The environmental harms of industrial farming have officially reached the mainstream, but how much do we understand about their processes and the possible solutions?
It’s really challenging to convince farmers—who have been working with large-scale methods for generations—to make extreme financial investments in order to benefit the environment. However, a “new” (but actually quite ancient and Indigenous) method known as "regenerative agriculture" says otherwise.
According to the Rodale Institute, "Regenerative organic agriculture improves the resources it uses, rather than destroying or depleting them. It is a holistic, systems approach to agriculture that encourages continual on-farm innovation for environmental, social, economic and spiritual well-being."
Regenerative agriculture has the power to make significant changes to climate action, positively affect a population’s overall health and wellness, and bring financial stability to farmers.
What is monoculture?
When examining industrial farming practices, most operations participate in “monoculture” methods—growing a single crop in a field at a time.
The farmer becomes reliant on that crop to be successful and this vulnerability encourages them to use pesticides, fertilizers and tilling (turning over and breaking up the soil, usually with large tractors) to ensure a bountiful crop.

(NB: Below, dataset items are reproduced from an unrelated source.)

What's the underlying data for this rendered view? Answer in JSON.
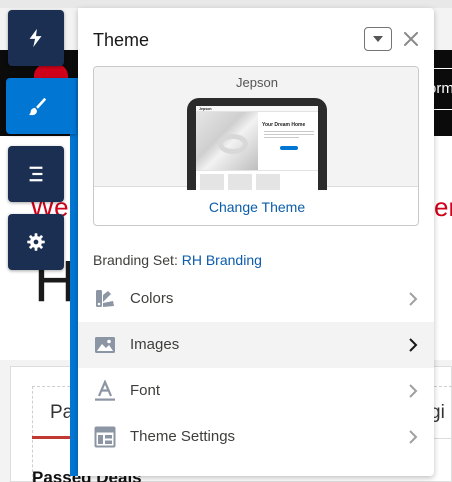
{
  "background": {
    "band_text": "orm",
    "red_left": "We",
    "red_right": "er",
    "big_letter": "H",
    "tab_left": "Pa",
    "tab_right": "gi",
    "bottom_heading": "Passed Deals"
  },
  "rail": {
    "items": [
      {
        "icon": "lightning-icon"
      },
      {
        "icon": "brush-icon",
        "active": true
      },
      {
        "icon": "list-icon"
      },
      {
        "icon": "gear-icon"
      }
    ]
  },
  "panel": {
    "title": "Theme",
    "theme_name": "Jepson",
    "preview": {
      "logo": "Jepson",
      "headline": "Your Dream Home"
    },
    "change_theme_label": "Change Theme",
    "branding_label": "Branding Set:",
    "branding_value": "RH Branding",
    "menu": [
      {
        "label": "Colors",
        "icon": "colors-icon"
      },
      {
        "label": "Images",
        "icon": "image-icon",
        "selected": true
      },
      {
        "label": "Font",
        "icon": "font-icon"
      },
      {
        "label": "Theme Settings",
        "icon": "layout-icon"
      }
    ]
  },
  "colors": {
    "accent": "#0176d3",
    "rail": "#1b2f52",
    "link": "#0b5cab",
    "highlight_red": "#d0021b"
  }
}
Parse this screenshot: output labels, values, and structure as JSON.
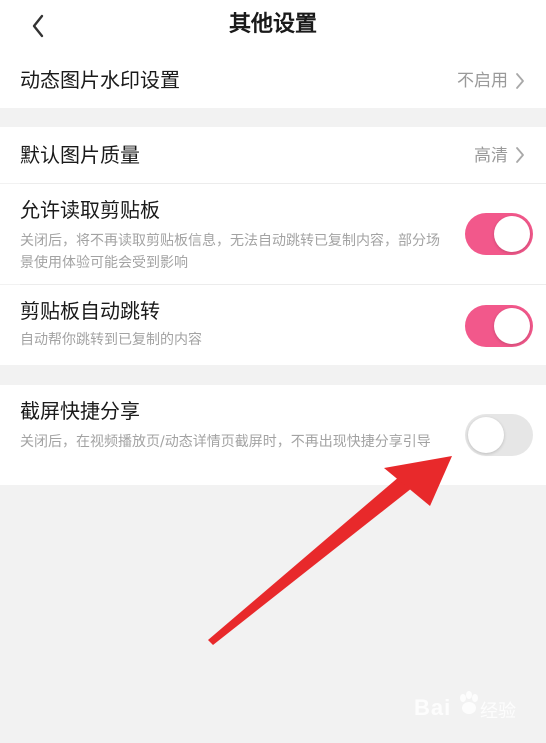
{
  "header": {
    "title": "其他设置",
    "back_icon": "chevron-left-icon"
  },
  "watermark": {
    "logo": "Bai",
    "sub": "经验"
  },
  "colors": {
    "toggle_on": "#f2588b",
    "toggle_off": "#e6e6e6",
    "annotation_arrow": "#e8292b"
  },
  "settings": {
    "watermark_setting": {
      "title": "动态图片水印设置",
      "value": "不启用"
    },
    "image_quality": {
      "title": "默认图片质量",
      "value": "高清"
    },
    "clipboard_read": {
      "title": "允许读取剪贴板",
      "desc": "关闭后，将不再读取剪贴板信息，无法自动跳转已复制内容，部分场景使用体验可能会受到影响",
      "enabled": true
    },
    "clipboard_jump": {
      "title": "剪贴板自动跳转",
      "desc": "自动帮你跳转到已复制的内容",
      "enabled": true
    },
    "screenshot_share": {
      "title": "截屏快捷分享",
      "desc": "关闭后，在视频播放页/动态详情页截屏时，不再出现快捷分享引导",
      "enabled": false
    }
  }
}
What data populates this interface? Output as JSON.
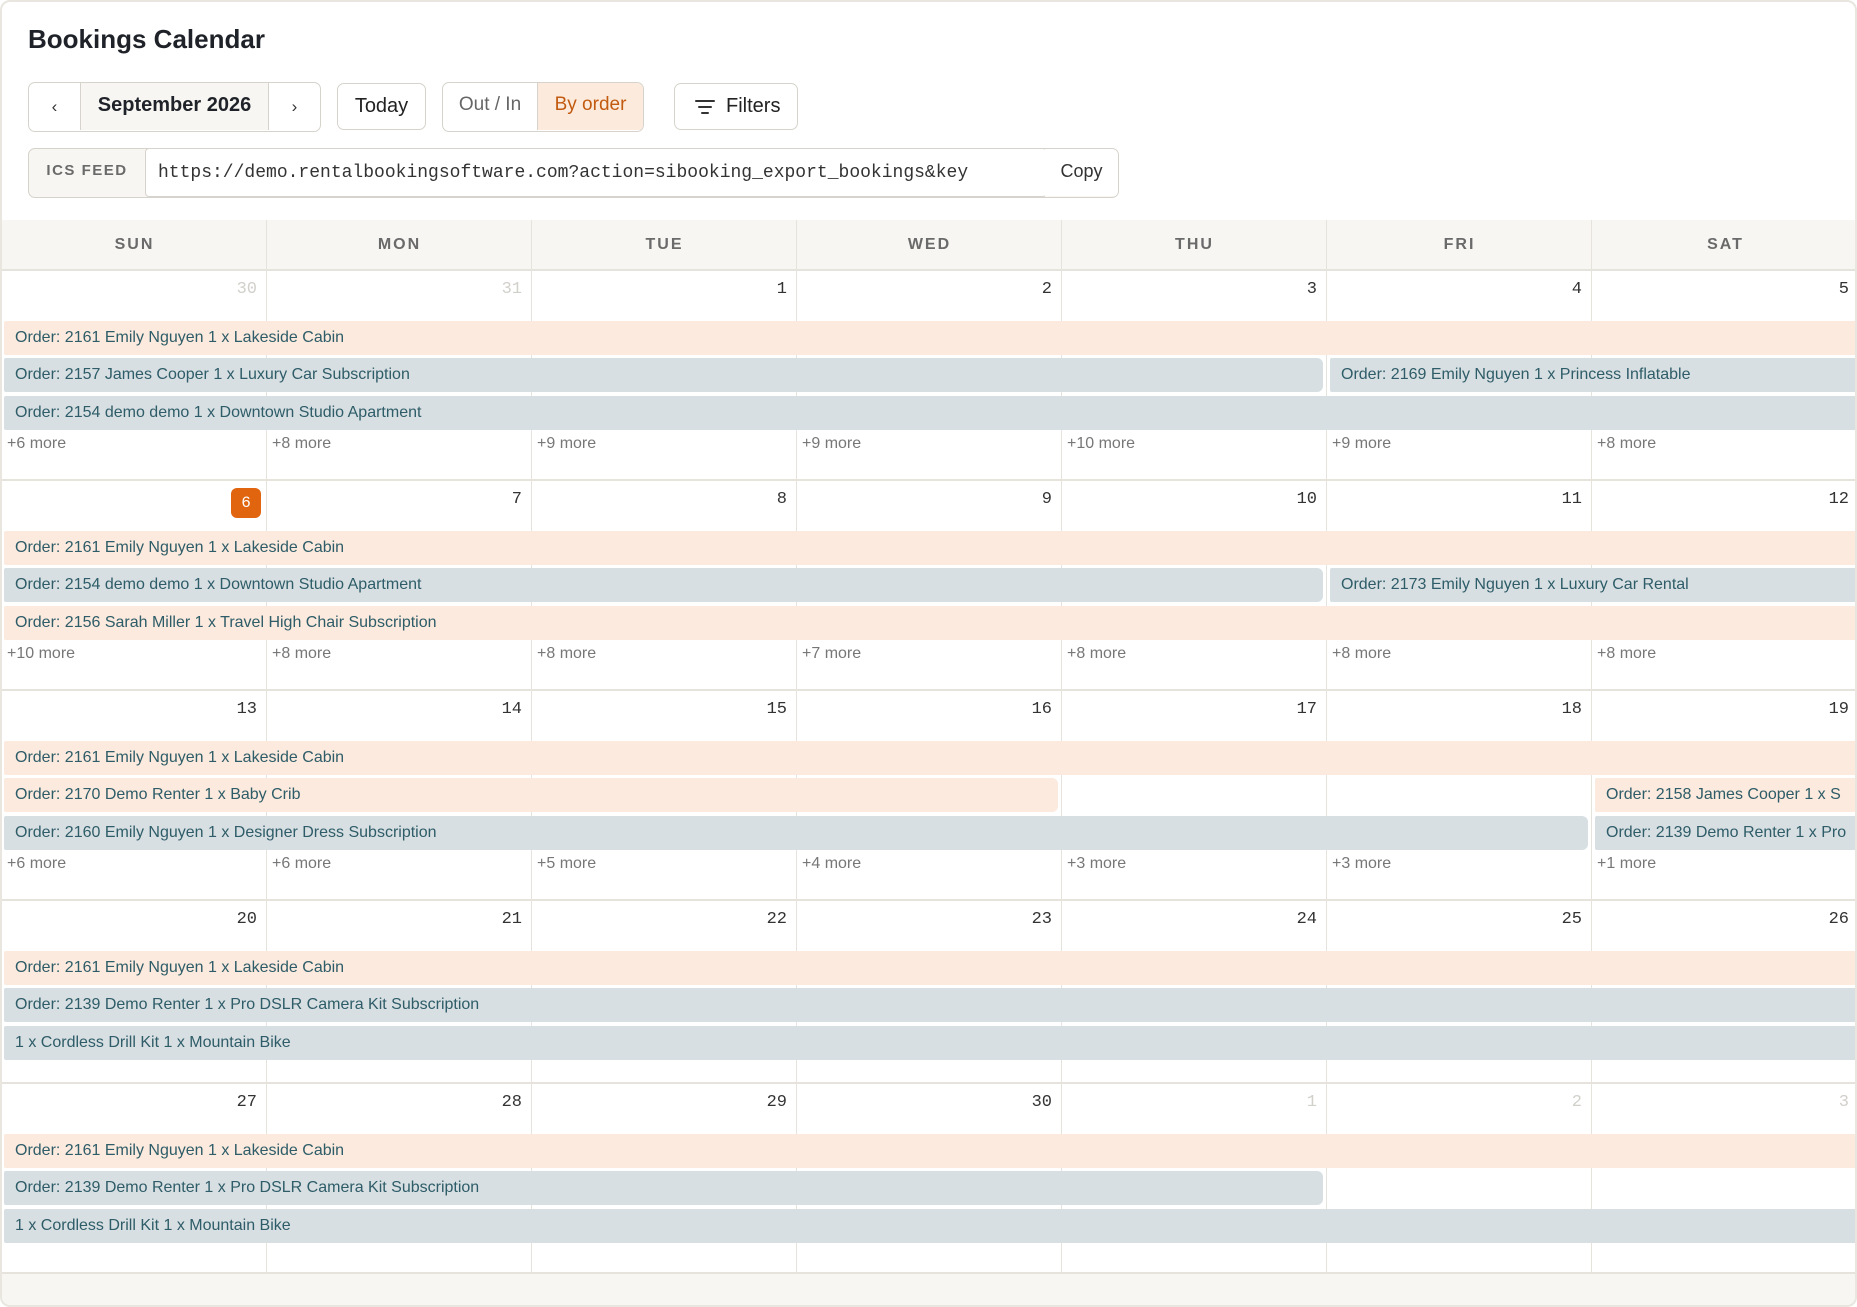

Monoculture farming is financially successful in the short-term, but like many unsustainable large-scale practices, financial productivity and crop output decline year after year.
The longer monoculture farming persists, the more depleted the soil's valuable humus becomes. Tilling introduces too much air, burning up the humus, meaning plants receive fewer and fewer nutrients each year, resulting in poor crop yield.
What's more, tilling kills worms, which are natural soil aerators and fertilizers. Worms also release weed seeds from deep within the ground and without that action, farmers need to use sprays—further perpetuating the looped chain reaction.
Benefits of regenerative agriculture
According to the film The Need to Grow, human populations are currently riding the decline of good soil. It suggests that without a course correction, the planet has about 60 years (maximum) of arable soil left.
Alley L. Biniarz
Soil is the most important thing on Earth, which is why it’s the backbone of regenerative agriculture.
Regenerative agriculture rehabilitates soil by eliminating the practices that deteriorate those happy populations of microbes and fungal networks which contribute to well-structured and layered soil.
It’s actually amazing because the longer you leave soil untouched, the more it builds up. Between roots and dying vegetation with nowhere to go, this matter automatically decomposes and enriches the existing soil.
Another cool trick is that plants withdraw carbon from the air and store it deep down in the soil. When it’s stirred up through industrial-age tilling, oxygen travels downward, bonds with the stored carbon and release—you guessed it—CO2. With regenerative practices, the carbon remains trapped in the soil and feeds plant life.
What do regenerative agriculture practices look like?
Alley L. Biniarz
Just like humans, soil benefits from a mixed diet. Unlike monoculture practices, regenerative agriculture plants diversified crops. This means that the same soil receives a variety of beneficial nutrients by planting radishes one season, beets the next season, and so on. This creates a more complex ecosystem that encourages stability and fertility in the soil, boosting crop yield with little-to-no chemical additives and “maximizes that ecosystem for maximum profitability while improving the quality of land.”
There isn’t one way to farm “regeneratively,” but the key factors include: minimizing soil disturbance, crop diversity (which improves nutrient cycling), keeping the soil covered, implementing living roots (like corn, soybean and winter wheat), and integrating livestock when possible.
Having something in the soil at all times ("living roots") reduces the opportunities for weeds to grow in the early spring. It also ensures there are roots to absorb water during wet spells and to hold in water during dry spells.
Alley L. Biniarz
In order to transition into regenerative agriculture, farmers need to plant a variety of crops so that if one is plagued by pests, they aren’t financially devastated. Bugs may seem like a nuisance but as my late grandfather always said, “If a worm doesn’t want the apple, neither do I.”
Implementing even one of these methods will make a significant difference in reducing chemical use, rebuilding soil and bringing more nutrient-dense food to our plates.
How you can make a difference
As consumers, our role is to support local sustainable farmers' regenerative agriculture efforts through purchasing farm shares, buying produce at farmers' markets or subscribing to seasonally-delivered produce boxes. It's more nutritious produce for both people and planet.